The Fraser fir was donated on behalf of the West Virginia Christmas Tree Growers Association, of which Tolliver is a board member. Tolliver also had a Christmas tree from his farm sent to the Governor's Mansion in 2011.
Tolliver said trees typically used for the outdoor displays at the Capitol are trimmed for a symmetrical shape, while those at the Governor's Mansion aren't trimmed and are selected for their unique shapes.
Tolliver said he's never seen his trees all lit up and decorated at the Capitol Complex, including the Governor's Mansion. He's too busy spreading Christmas cheer to others by selling trees from his retail shop at Charleston's farmers market.

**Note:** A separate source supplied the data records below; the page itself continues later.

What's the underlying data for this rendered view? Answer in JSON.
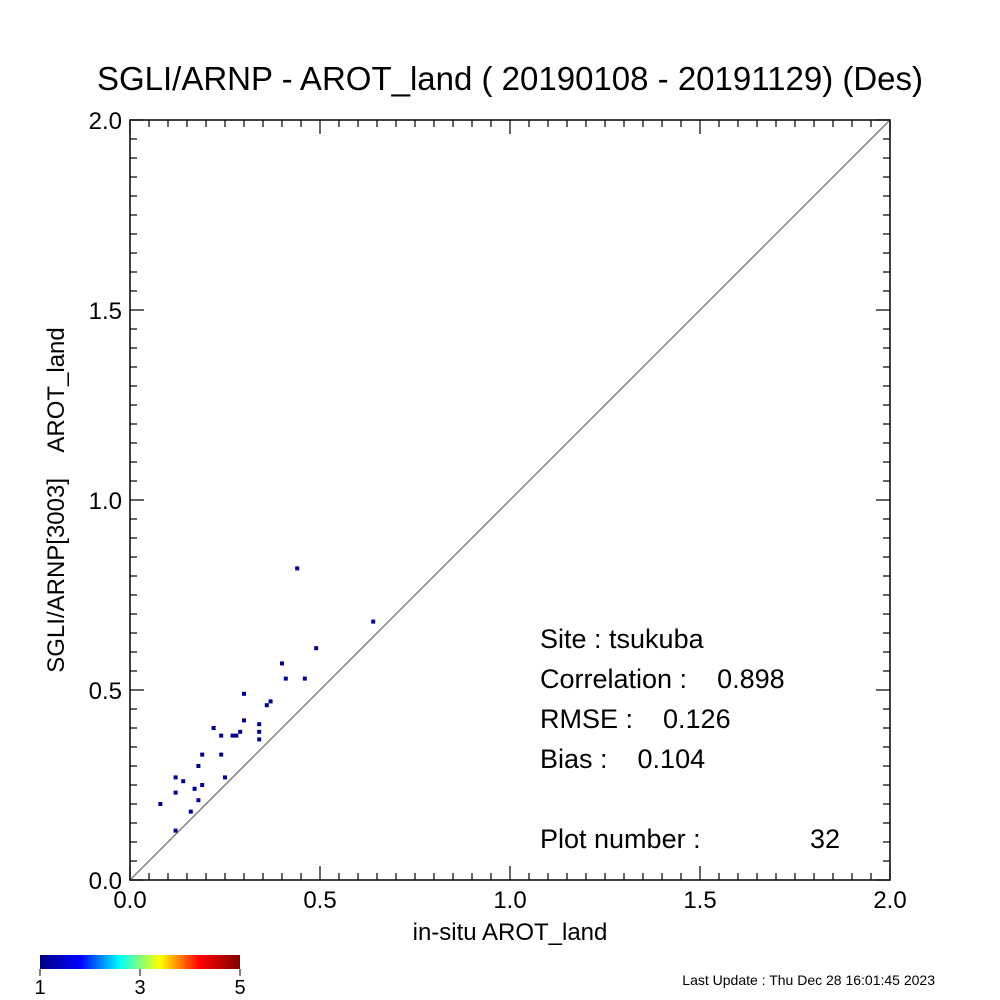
{
  "chart_data": {
    "type": "scatter",
    "title": "SGLI/ARNP - AROT_land ( 20190108 - 20191129) (Des)",
    "xlabel": "in-situ AROT_land",
    "ylabel": "SGLI/ARNP[3003]    AROT_land",
    "xlim": [
      0,
      2.0
    ],
    "ylim": [
      0,
      2.0
    ],
    "x_ticks": [
      "0.0",
      "0.5",
      "1.0",
      "1.5",
      "2.0"
    ],
    "y_ticks": [
      "0.0",
      "0.5",
      "1.0",
      "1.5",
      "2.0"
    ],
    "one_to_one_line": true,
    "grid": false,
    "point_color": "#00008f",
    "points": [
      {
        "x": 0.08,
        "y": 0.2
      },
      {
        "x": 0.12,
        "y": 0.27
      },
      {
        "x": 0.12,
        "y": 0.13
      },
      {
        "x": 0.12,
        "y": 0.23
      },
      {
        "x": 0.14,
        "y": 0.26
      },
      {
        "x": 0.16,
        "y": 0.18
      },
      {
        "x": 0.17,
        "y": 0.24
      },
      {
        "x": 0.18,
        "y": 0.3
      },
      {
        "x": 0.18,
        "y": 0.21
      },
      {
        "x": 0.19,
        "y": 0.33
      },
      {
        "x": 0.19,
        "y": 0.25
      },
      {
        "x": 0.22,
        "y": 0.4
      },
      {
        "x": 0.24,
        "y": 0.38
      },
      {
        "x": 0.24,
        "y": 0.33
      },
      {
        "x": 0.25,
        "y": 0.27
      },
      {
        "x": 0.27,
        "y": 0.38
      },
      {
        "x": 0.28,
        "y": 0.38
      },
      {
        "x": 0.29,
        "y": 0.39
      },
      {
        "x": 0.3,
        "y": 0.49
      },
      {
        "x": 0.3,
        "y": 0.42
      },
      {
        "x": 0.34,
        "y": 0.41
      },
      {
        "x": 0.34,
        "y": 0.39
      },
      {
        "x": 0.34,
        "y": 0.37
      },
      {
        "x": 0.36,
        "y": 0.46
      },
      {
        "x": 0.37,
        "y": 0.47
      },
      {
        "x": 0.4,
        "y": 0.57
      },
      {
        "x": 0.41,
        "y": 0.53
      },
      {
        "x": 0.44,
        "y": 0.82
      },
      {
        "x": 0.46,
        "y": 0.53
      },
      {
        "x": 0.49,
        "y": 0.61
      },
      {
        "x": 0.64,
        "y": 0.68
      }
    ],
    "stats": {
      "site": "Site : tsukuba",
      "correlation": "Correlation :    0.898",
      "rmse": "RMSE :    0.126",
      "bias": "Bias :    0.104",
      "plot_number": "Plot number :",
      "plot_number_value": "32"
    },
    "colorbar": {
      "labels": [
        "1",
        "3",
        "5"
      ],
      "colors": [
        "#00007f",
        "#0000ff",
        "#00ffff",
        "#ffff00",
        "#ff0000",
        "#7f0000"
      ]
    },
    "axis_color": "#000000",
    "line_color": "#808080"
  },
  "footer": {
    "last_update": "Last Update : Thu Dec 28 16:01:45 2023"
  }
}
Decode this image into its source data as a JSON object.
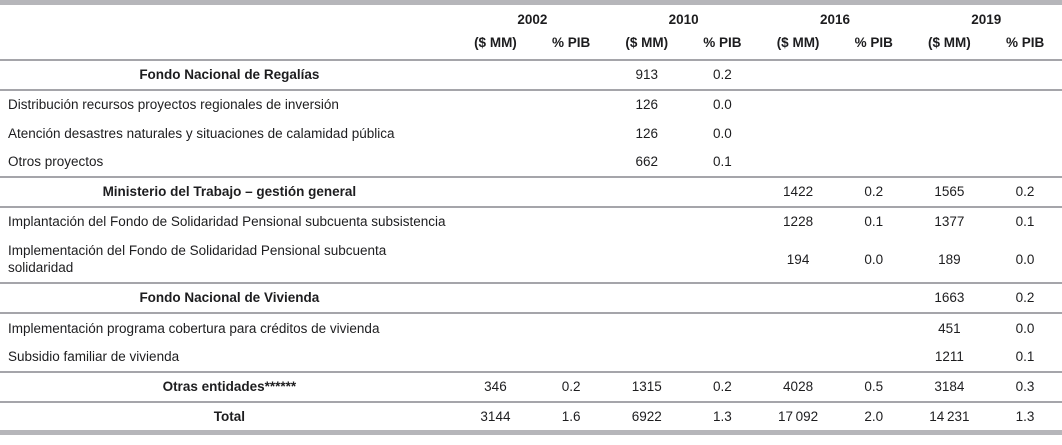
{
  "table": {
    "years": [
      "2002",
      "2010",
      "2016",
      "2019"
    ],
    "subheaders": [
      "($ MM)",
      "% PIB",
      "($ MM)",
      "% PIB",
      "($ MM)",
      "% PIB",
      "($ MM)",
      "% PIB"
    ],
    "rows": [
      {
        "type": "section",
        "label": "Fondo Nacional de Regalías",
        "values": [
          "",
          "",
          "913",
          "0.2",
          "",
          "",
          "",
          ""
        ]
      },
      {
        "type": "item",
        "label": "Distribución recursos proyectos regionales de inversión",
        "values": [
          "",
          "",
          "126",
          "0.0",
          "",
          "",
          "",
          ""
        ]
      },
      {
        "type": "item",
        "label": "Atención desastres naturales y situaciones de calamidad pública",
        "values": [
          "",
          "",
          "126",
          "0.0",
          "",
          "",
          "",
          ""
        ]
      },
      {
        "type": "item",
        "label": "Otros proyectos",
        "values": [
          "",
          "",
          "662",
          "0.1",
          "",
          "",
          "",
          ""
        ]
      },
      {
        "type": "section",
        "label": "Ministerio del Trabajo – gestión general",
        "values": [
          "",
          "",
          "",
          "",
          "1422",
          "0.2",
          "1565",
          "0.2"
        ]
      },
      {
        "type": "item",
        "label": "Implantación del Fondo de Solidaridad Pensional subcuenta subsistencia",
        "values": [
          "",
          "",
          "",
          "",
          "1228",
          "0.1",
          "1377",
          "0.1"
        ]
      },
      {
        "type": "item",
        "label": "Implementación del Fondo de Solidaridad Pensional subcuenta solidaridad",
        "values": [
          "",
          "",
          "",
          "",
          "194",
          "0.0",
          "189",
          "0.0"
        ]
      },
      {
        "type": "section",
        "label": "Fondo Nacional de Vivienda",
        "values": [
          "",
          "",
          "",
          "",
          "",
          "",
          "1663",
          "0.2"
        ]
      },
      {
        "type": "item",
        "label": "Implementación programa cobertura para créditos de vivienda",
        "values": [
          "",
          "",
          "",
          "",
          "",
          "",
          "451",
          "0.0"
        ]
      },
      {
        "type": "item",
        "label": "Subsidio familiar de vivienda",
        "values": [
          "",
          "",
          "",
          "",
          "",
          "",
          "1211",
          "0.1"
        ]
      },
      {
        "type": "section",
        "label": "Otras entidades******",
        "values": [
          "346",
          "0.2",
          "1315",
          "0.2",
          "4028",
          "0.5",
          "3184",
          "0.3"
        ]
      },
      {
        "type": "section total",
        "label": "Total",
        "values": [
          "3144",
          "1.6",
          "6922",
          "1.3",
          "17 092",
          "2.0",
          "14 231",
          "1.3"
        ]
      }
    ]
  }
}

Besides, no one's asked him to go.
"I haven't received an invitation," he said. "It would be a little bit of a conflict, but I'm sure we could take care of that if we were to be invited. We typically see pictures and obviously we get nice thank-you letters from the governor and his wife, so there's not a problem there. They're very gracious."
A spokeswoman for Tomblin didn't return a telephone message about a possible invitation for Tolliver.
In addition to selling Christmas trees for $7 a foot at the farmers market, Tolliver's Crickmer Farms in Danese allows families to choose and cut their own trees at $5 per foot.
According to the National Christmas Tree Association, real trees annually far outsell artificial ones.
"We're certainly trying to make everyone aware of the tree growers in West Virginia," Tolliver said. "This is a way for us to promote that activity and industry."